- Born: 6 October 1915
- Died: 1 July 1994 (aged 78)
- Occupation: Biblical scholar

Academic background
- Education: Bern, Basel, Berlin, and Edinburgh
- Alma mater: University of Göttingen (Ph.D.)
- Thesis: (1947)

Academic work
- Discipline: Biblical studies
- Institutions: University of Basel, Switzerland
- Notable works: Colossians (AYB), Ephesians (AYB)

= Markus Barth =

Swiss Protestant Reformed theologian (1915–1994)

Markus Barth (6 October 1915 – 1 July 1994) was a Swiss scholar of theology.
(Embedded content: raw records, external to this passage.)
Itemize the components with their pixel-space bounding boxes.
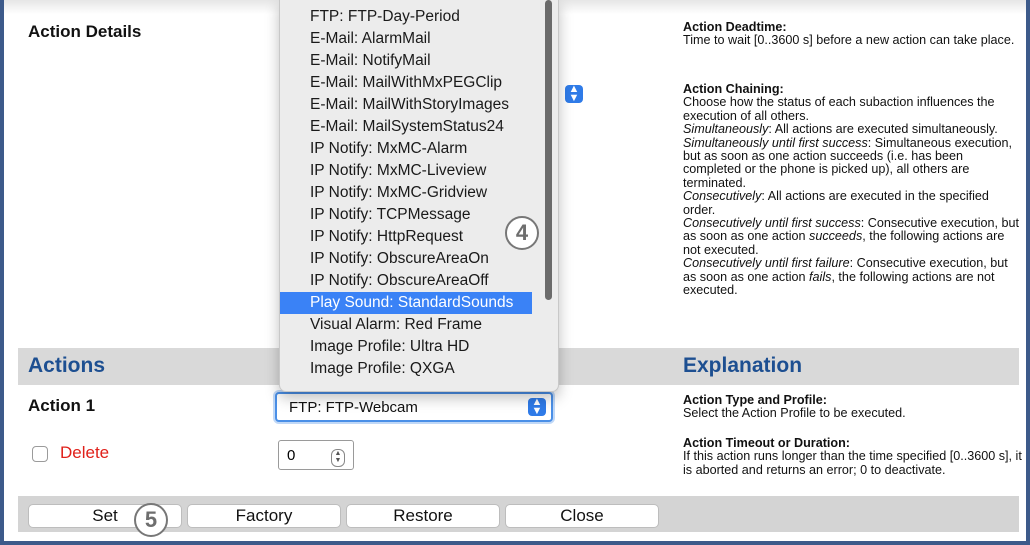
dropdown-option[interactable]: IP Notify: MxMC-Gridview bbox=[280, 182, 532, 204]
dropdown-option[interactable]: IP Notify: ObscureAreaOn bbox=[280, 248, 532, 270]
action-details-select-stepper[interactable]: ▲ ▼ bbox=[565, 84, 583, 104]
dropdown-option[interactable]: Play Sound: StandardSounds bbox=[280, 292, 532, 314]
help-deadtime: Action Deadtime: Time to wait [0..3600 s… bbox=[683, 20, 1015, 48]
dropdown-option[interactable]: IP Notify: MxMC-Liveview bbox=[280, 160, 532, 182]
timeout-input[interactable]: 0 ▲ ▼ bbox=[278, 440, 354, 470]
spin-stepper-icon[interactable]: ▲ ▼ bbox=[331, 449, 345, 467]
dropdown-option[interactable]: E-Mail: MailSystemStatus24 bbox=[280, 116, 532, 138]
dropdown-option[interactable]: Image Profile: Ultra HD bbox=[280, 336, 532, 358]
close-button[interactable]: Close bbox=[505, 504, 659, 528]
dropdown-option[interactable]: IP Notify: MxMC-Alarm bbox=[280, 138, 532, 160]
chevron-updown-icon: ▲ ▼ bbox=[528, 397, 546, 417]
step-5-badge: 5 bbox=[134, 503, 168, 537]
delete-checkbox[interactable] bbox=[32, 446, 48, 462]
dropdown-scrollbar[interactable] bbox=[545, 0, 552, 300]
factory-button[interactable]: Factory bbox=[187, 504, 341, 528]
help-type: Action Type and Profile: Select the Acti… bbox=[683, 393, 906, 421]
help-chaining: Action Chaining: Choose how the status o… bbox=[683, 82, 1019, 298]
step-4-badge: 4 bbox=[505, 216, 539, 250]
dropdown-option[interactable]: E-Mail: MailWithStoryImages bbox=[280, 94, 532, 116]
dropdown-option[interactable]: IP Notify: TCPMessage bbox=[280, 204, 532, 226]
dropdown-option[interactable]: Visual Alarm: Red Frame bbox=[280, 314, 532, 336]
dropdown-option[interactable]: FTP: FTP-Day-Period bbox=[280, 6, 532, 28]
delete-label: Delete bbox=[60, 443, 110, 462]
dialog-frame: Action Details ▲ ▼ Action Deadtime: Time … bbox=[0, 0, 1030, 545]
dropdown-option[interactable]: IP Notify: ObscureAreaOff bbox=[280, 270, 532, 292]
action-profile-select-value: FTP: FTP-Webcam bbox=[289, 399, 418, 416]
help-timeout: Action Timeout or Duration: If this acti… bbox=[683, 437, 1022, 477]
timeout-input-value: 0 bbox=[287, 447, 296, 464]
explanation-section-title: Explanation bbox=[683, 354, 803, 377]
action-1-label: Action 1 bbox=[28, 396, 96, 415]
dropdown-option[interactable]: E-Mail: NotifyMail bbox=[280, 50, 532, 72]
restore-button[interactable]: Restore bbox=[346, 504, 500, 528]
action-profile-select[interactable]: FTP: FTP-Webcam ▲ ▼ bbox=[275, 392, 553, 422]
dropdown-option[interactable]: E-Mail: MailWithMxPEGClip bbox=[280, 72, 532, 94]
dropdown-option[interactable]: Image Profile: QXGA bbox=[280, 358, 532, 380]
action-details-label: Action Details bbox=[28, 22, 142, 41]
actions-section-title: Actions bbox=[28, 354, 106, 377]
dropdown-option[interactable]: E-Mail: AlarmMail bbox=[280, 28, 532, 50]
action-profile-dropdown[interactable]: FTP: FTP-Day-Period E-Mail: AlarmMail E-Ma… bbox=[279, 0, 559, 392]
dropdown-option[interactable]: IP Notify: HttpRequest bbox=[280, 226, 532, 248]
He lived in Bern, Basel, Berlin, and Edinburgh and was the son of the seminal Protestant theologian Karl Barth. From 1940 to 1953 he was a Reformed Pastor in Bubendorf near Basel. In 1947 he received a doctorate in New Testament from the University of Göttingen. Between 1953 and 1972 he held professorships in New Testament at Dubuque Theological Seminary, University of Chicago Divinity School, and Pittsburgh Theological Seminary. From 1973 to 1985 he was professor of New Testament at the University of Basel.
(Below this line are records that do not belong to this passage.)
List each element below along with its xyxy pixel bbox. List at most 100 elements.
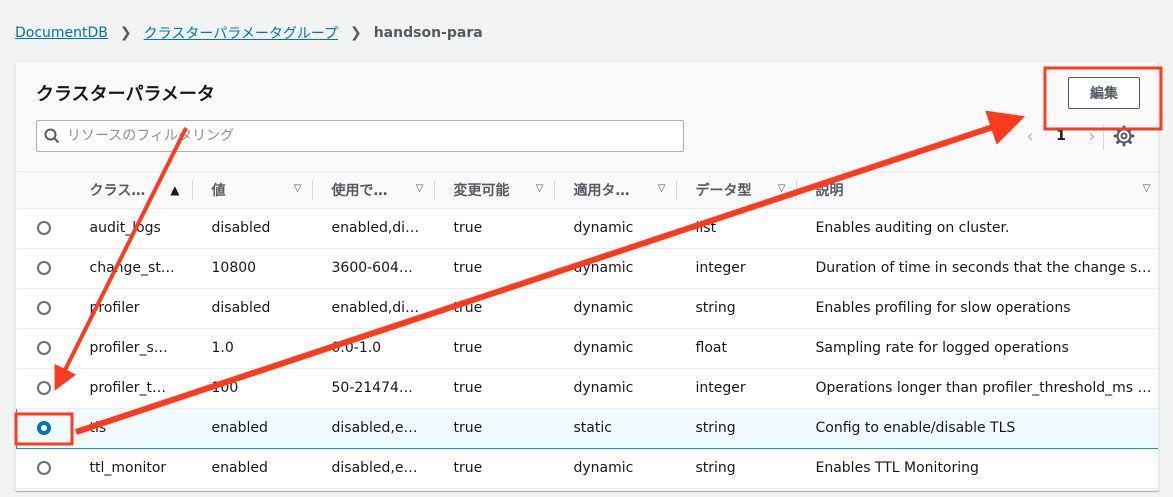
cell-value: 10800 xyxy=(191,248,312,289)
table-row[interactable]: audit_logs disabled enabled,di… true dyn… xyxy=(16,208,1158,249)
row-radio[interactable] xyxy=(36,381,51,395)
cell-value: 1.0 xyxy=(191,328,312,369)
panel-header: クラスターパラメータ 編集 ‹ 1 › xyxy=(16,62,1158,172)
cell-name: profiler_t… xyxy=(69,368,192,409)
table-row[interactable]: ttl_monitor enabled disabled,e… true dyn… xyxy=(16,448,1158,489)
column-header-allowed-values[interactable]: 使用で… ▽ xyxy=(311,172,434,209)
column-header-description[interactable]: 説明 ▽ xyxy=(795,172,1158,209)
table-row-selected[interactable]: tls enabled disabled,e… true static stri… xyxy=(16,407,1158,449)
column-header-value[interactable]: 値 ▽ xyxy=(191,172,312,209)
search-icon xyxy=(37,128,67,144)
row-radio[interactable] xyxy=(36,301,51,315)
sort-descending-icon: ▽ xyxy=(415,183,424,194)
cell-modifiable: true xyxy=(433,368,554,409)
cell-modifiable: true xyxy=(433,248,554,289)
cell-name: ttl_monitor xyxy=(69,448,192,489)
row-radio[interactable] xyxy=(36,221,51,235)
column-header-label: クラス… xyxy=(89,182,146,199)
cell-name: profiler_s… xyxy=(69,328,192,369)
row-radio[interactable] xyxy=(36,461,51,475)
cell-modifiable: true xyxy=(433,407,554,449)
table-row[interactable]: change_st… 10800 3600-604… true dynamic … xyxy=(16,248,1158,289)
column-separator xyxy=(553,180,555,200)
column-header-name[interactable]: クラス… ▲ xyxy=(69,172,192,209)
cell-apply-type: dynamic xyxy=(553,448,676,489)
cell-description: Enables TTL Monitoring xyxy=(795,448,1158,489)
sort-descending-icon: ▽ xyxy=(535,183,544,194)
cell-allowed-values: 50-21474… xyxy=(311,368,434,409)
column-header-label: データ型 xyxy=(695,182,752,199)
cell-apply-type: dynamic xyxy=(553,368,676,409)
cell-data-type: integer xyxy=(675,368,796,409)
row-radio[interactable] xyxy=(36,341,51,355)
column-separator xyxy=(311,180,313,200)
cell-apply-type: dynamic xyxy=(553,288,676,329)
cell-description: Duration of time in seconds that the cha… xyxy=(795,248,1158,289)
column-separator xyxy=(191,180,193,200)
page-number[interactable]: 1 xyxy=(1056,128,1066,144)
cell-value: 100 xyxy=(191,368,312,409)
table-row[interactable]: profiler disabled enabled,di… true dynam… xyxy=(16,288,1158,329)
cell-data-type: float xyxy=(675,328,796,369)
cell-data-type: string xyxy=(675,407,796,449)
breadcrumb-documentdb[interactable]: DocumentDB xyxy=(15,25,108,41)
search-box xyxy=(36,120,684,152)
cell-apply-type: dynamic xyxy=(553,248,676,289)
cell-modifiable: true xyxy=(433,448,554,489)
row-radio[interactable] xyxy=(36,261,51,275)
edit-button[interactable]: 編集 xyxy=(1068,77,1140,109)
panel-title: クラスターパラメータ xyxy=(36,84,215,105)
cell-description: Config to enable/disable TLS xyxy=(795,407,1158,449)
pagination: ‹ 1 › xyxy=(1021,124,1101,148)
breadcrumb-cluster-parameter-groups[interactable]: クラスターパラメータグループ xyxy=(144,23,338,43)
cell-allowed-values: enabled,di… xyxy=(311,288,434,329)
column-header-apply-type[interactable]: 適用タ… ▽ xyxy=(553,172,676,209)
chevron-left-icon[interactable]: ‹ xyxy=(1021,126,1039,147)
cell-description: Sampling rate for logged operations xyxy=(795,328,1158,369)
chevron-right-icon: ❯ xyxy=(119,25,132,41)
cell-allowed-values: disabled,e… xyxy=(311,407,434,449)
chevron-right-icon: ❯ xyxy=(349,25,362,41)
cell-data-type: integer xyxy=(675,248,796,289)
cell-value: disabled xyxy=(191,288,312,329)
cell-data-type: string xyxy=(675,288,796,329)
cell-allowed-values: 0.0-1.0 xyxy=(311,328,434,369)
column-header-label: 説明 xyxy=(815,182,844,199)
chevron-right-icon[interactable]: › xyxy=(1083,126,1101,147)
breadcrumb-current: handson-para xyxy=(373,25,483,41)
cell-apply-type: dynamic xyxy=(553,208,676,249)
cell-data-type: list xyxy=(675,208,796,249)
cell-modifiable: true xyxy=(433,208,554,249)
cell-description: Operations longer than profiler_threshol… xyxy=(795,368,1158,409)
cell-name: change_st… xyxy=(69,248,192,289)
cell-name: tls xyxy=(69,407,192,449)
sort-descending-icon: ▽ xyxy=(293,183,302,194)
column-header-label: 使用で… xyxy=(331,182,388,199)
cell-value: enabled xyxy=(191,407,312,449)
row-radio-checked[interactable] xyxy=(37,421,51,435)
select-column-header xyxy=(16,172,70,209)
sort-ascending-icon: ▲ xyxy=(170,183,180,197)
cell-modifiable: true xyxy=(433,288,554,329)
column-separator xyxy=(433,180,435,200)
gear-icon[interactable] xyxy=(1113,125,1135,147)
column-header-modifiable[interactable]: 変更可能 ▽ xyxy=(433,172,554,209)
column-separator xyxy=(675,180,677,200)
table-row[interactable]: profiler_t… 100 50-21474… true dynamic i… xyxy=(16,368,1158,409)
pager-divider xyxy=(1103,124,1104,150)
column-header-label: 適用タ… xyxy=(573,182,630,199)
table-row[interactable]: profiler_s… 1.0 0.0-1.0 true dynamic flo… xyxy=(16,328,1158,369)
column-header-label: 変更可能 xyxy=(453,182,510,199)
cell-allowed-values: 3600-604… xyxy=(311,248,434,289)
cell-description: Enables profiling for slow operations xyxy=(795,288,1158,329)
search-input[interactable] xyxy=(67,128,683,144)
cell-data-type: string xyxy=(675,448,796,489)
cell-apply-type: dynamic xyxy=(553,328,676,369)
cell-apply-type: static xyxy=(553,407,676,449)
cell-description: Enables auditing on cluster. xyxy=(795,208,1158,249)
parameters-table: クラス… ▲ 値 ▽ 使用で… ▽ 変更可能 ▽ 適用タ… ▽ データ型 ▽ 説明 ▽ aud… xyxy=(16,172,1158,489)
cell-name: profiler xyxy=(69,288,192,329)
cell-allowed-values: disabled,e… xyxy=(311,448,434,489)
sort-descending-icon: ▽ xyxy=(777,183,786,194)
column-header-data-type[interactable]: データ型 ▽ xyxy=(675,172,796,209)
His three areas of interest were the sacramental understanding of Baptism and Lord's Supper, the theology of the Pauline Epistles and Jewish-Christian dialogue.

He is perhaps best known for his commentary contribution to the Anchor Bible Commentary series for which he contributed the Ephesians and Colossians volumes.

==Life==
He was married in 1940 to Rose Marie Barth-Oswald (1913–1993). They had five children.

==Writings==
- Conversation with the Bible. New York/Chicago/San Francisco: Holt, Rinehart, Winston, 1964.
- Rechtfertigung. Theologische Studien 90. EVZ Verlag, Zürich 1969.
  - Justification. Pauline Texts Interpreted in the Light of the Old and New Testament. Eerdmans, Grand Rapids 2006.
- Der Jude Jesus, Israel und die Palästinenser. EVZ Verlag, Zürich 1975, ISBN 978-3-290-11357-5.
  - Jesus and the Jew. John Knox Press, 1978.
- The People of God. Wipf & Stock Publishers, 1983, ISBN 1-59752-852-8.
- Das Mahl des Herrn. Gemeinschaft mit Israel, mit Christus und unter den Gästen. Neukirchener Verlag, Neukirchen-Vluyn 1987, .
  - Rediscovering the Lord's Supper. Wipf & Stock, 1988, ISBN 1-59752-851-X.
- Ephesians. Introduction, Translation, and Commentary. Anchor Bible, Vol. 34. Yale University Press 1998, two vols., ISBN 0-385-04412-7 und ISBN 0-300-13986-1.
- with Helmut Blanke: The Letter to Philemon. A New Translation with Notes and Commentary. Wm. B. Eerdmans, 2000, ISBN 0-8028-3829-4.
- The Broken Wall. A Study of the Epistle to the Ephesians. Regent College Publishing, Vancouver 2002, ISBN 1-57383-229-4.
- Israel and the Church. Wipf & Stock, 2005, ISBN 1-59752-262-7.
- with Helmut Blanke: Colossians. (= The Anchor Yale Bible Commentaries). Yale University Press, 2005, ISBN 0-300-13987-X.

==Princeton Symposium 2018==
The Center for Barth Studies curates Markus Barth's literary legacy in the archives and special collections of the Princeton Seminary Library.